Si orang tua bergelak tawa kemudian menjawab, “Rupanya Pendekar Tang menggunakan jiwa kesatria untuk menilai manusia rendah ini. Menurutku, ilmu pedang bagus macam apa yang dimiliki Yue Buqun? Sejak perpecahan di Perguruan Huashan dahulu, sejak itu pula Kelompok Tenaga Dalam menguasai perguruan. Mereka pun sibuk berlatih tenaga dalam sehingga ilmu pedang mereka menjadi terlalu rendah dan tidak ada nilainya. Kaum persilatan hanya segan terhadap nama besar Perguruan Huashan, dan mengira Tuan Yue benar-benar memiliki kehebatan tinggi. Padahal sesungguhnya, hehehe...”

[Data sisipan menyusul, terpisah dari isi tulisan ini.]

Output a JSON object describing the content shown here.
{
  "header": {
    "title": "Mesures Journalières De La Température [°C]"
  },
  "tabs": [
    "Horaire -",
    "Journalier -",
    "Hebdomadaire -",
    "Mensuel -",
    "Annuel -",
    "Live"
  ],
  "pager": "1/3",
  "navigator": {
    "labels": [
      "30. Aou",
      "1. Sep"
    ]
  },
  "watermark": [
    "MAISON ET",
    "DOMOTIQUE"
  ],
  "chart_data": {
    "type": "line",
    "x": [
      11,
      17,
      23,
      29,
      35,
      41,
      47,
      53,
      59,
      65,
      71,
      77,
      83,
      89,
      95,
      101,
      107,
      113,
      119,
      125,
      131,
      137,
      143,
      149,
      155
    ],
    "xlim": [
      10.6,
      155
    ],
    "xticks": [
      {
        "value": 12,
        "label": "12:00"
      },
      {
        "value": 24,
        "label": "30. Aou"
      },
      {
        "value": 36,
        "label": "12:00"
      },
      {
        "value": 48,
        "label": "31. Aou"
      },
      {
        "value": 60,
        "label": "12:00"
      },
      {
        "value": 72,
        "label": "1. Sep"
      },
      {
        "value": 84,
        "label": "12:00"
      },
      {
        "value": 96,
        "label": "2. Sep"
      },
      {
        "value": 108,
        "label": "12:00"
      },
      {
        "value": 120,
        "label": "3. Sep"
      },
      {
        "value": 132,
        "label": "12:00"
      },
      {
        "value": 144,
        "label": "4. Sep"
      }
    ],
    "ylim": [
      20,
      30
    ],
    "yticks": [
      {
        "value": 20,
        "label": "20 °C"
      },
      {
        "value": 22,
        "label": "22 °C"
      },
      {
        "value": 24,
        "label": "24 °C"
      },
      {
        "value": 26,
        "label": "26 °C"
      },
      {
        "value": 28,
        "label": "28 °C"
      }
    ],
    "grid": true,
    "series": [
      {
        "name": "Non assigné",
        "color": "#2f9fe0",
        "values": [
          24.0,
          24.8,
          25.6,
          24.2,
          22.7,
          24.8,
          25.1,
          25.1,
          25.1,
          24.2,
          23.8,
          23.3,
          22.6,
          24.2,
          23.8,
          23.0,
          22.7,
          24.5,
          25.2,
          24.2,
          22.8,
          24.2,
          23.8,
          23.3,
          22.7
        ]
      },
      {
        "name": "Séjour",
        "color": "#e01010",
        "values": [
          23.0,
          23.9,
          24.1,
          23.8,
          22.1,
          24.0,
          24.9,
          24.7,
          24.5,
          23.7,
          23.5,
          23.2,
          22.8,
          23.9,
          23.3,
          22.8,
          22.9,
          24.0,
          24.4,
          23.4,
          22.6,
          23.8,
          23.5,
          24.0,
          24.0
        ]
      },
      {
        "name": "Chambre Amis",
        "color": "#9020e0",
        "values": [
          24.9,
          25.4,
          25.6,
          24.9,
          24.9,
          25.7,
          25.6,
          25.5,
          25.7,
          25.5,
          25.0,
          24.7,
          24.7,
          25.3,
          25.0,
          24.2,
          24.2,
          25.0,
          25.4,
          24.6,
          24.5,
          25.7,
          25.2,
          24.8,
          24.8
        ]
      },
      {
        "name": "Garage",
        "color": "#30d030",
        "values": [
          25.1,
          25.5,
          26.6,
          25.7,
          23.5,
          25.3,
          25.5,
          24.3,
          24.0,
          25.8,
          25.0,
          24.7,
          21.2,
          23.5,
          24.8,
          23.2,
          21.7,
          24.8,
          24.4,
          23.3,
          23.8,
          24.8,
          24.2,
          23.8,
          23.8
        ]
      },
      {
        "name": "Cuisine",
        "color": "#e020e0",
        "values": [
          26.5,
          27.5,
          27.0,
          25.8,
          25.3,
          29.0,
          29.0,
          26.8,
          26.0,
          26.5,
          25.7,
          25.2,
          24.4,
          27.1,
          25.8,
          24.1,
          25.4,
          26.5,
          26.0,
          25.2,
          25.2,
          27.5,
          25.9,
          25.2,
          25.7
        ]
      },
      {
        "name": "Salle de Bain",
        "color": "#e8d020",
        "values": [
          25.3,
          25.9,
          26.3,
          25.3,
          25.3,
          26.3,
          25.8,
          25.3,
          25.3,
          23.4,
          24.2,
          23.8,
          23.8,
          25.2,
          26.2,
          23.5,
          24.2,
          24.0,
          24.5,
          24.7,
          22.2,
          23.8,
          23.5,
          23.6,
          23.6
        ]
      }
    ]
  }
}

Sesudah tertawa mengejek beberapa kali, orang tua itu melanjutkan, “Sebagai ketua Perguruan Huashan, sudah seharusnya ilmu pedang Tuan Yue sangat luar biasa. Namun, lihatlah yang terjadi kini. Dia bisa meringkuk di tangan kami yang hanya kaum keroco di dunia persilatan. Padahal, kami tidak memakai racun, tidak memakai senjata rahasia. Selain itu kami bisa menang juga bukan karena jumlah kami yang lebih banyak. Kami telah meringkus guru dan semua murid Huashan tanpa kecuali. Maka, dapat dibayangkan betapa rendah tingkat kepandaian orang-orang Huashan ini. Kami memenangkan pertempuran secara adil. Dari itu saja para pendekar sekalian bisa membayangkan seperti apa ilmu silat Yue Buqun dan orang-orang Huashan lainnya. Namun tentu saja Yue Buqun menyadari kekurangannya. Itulah sebabnya mengapa Yue Buqun mengincar ilmu Pedang Penakluk Iblis untuk menutupi agar nama baiknya yang kosong melompong tidak terbongkar. Akan tetapi, di hadapan kami ia tidak bisa menutupi kebusukannya.”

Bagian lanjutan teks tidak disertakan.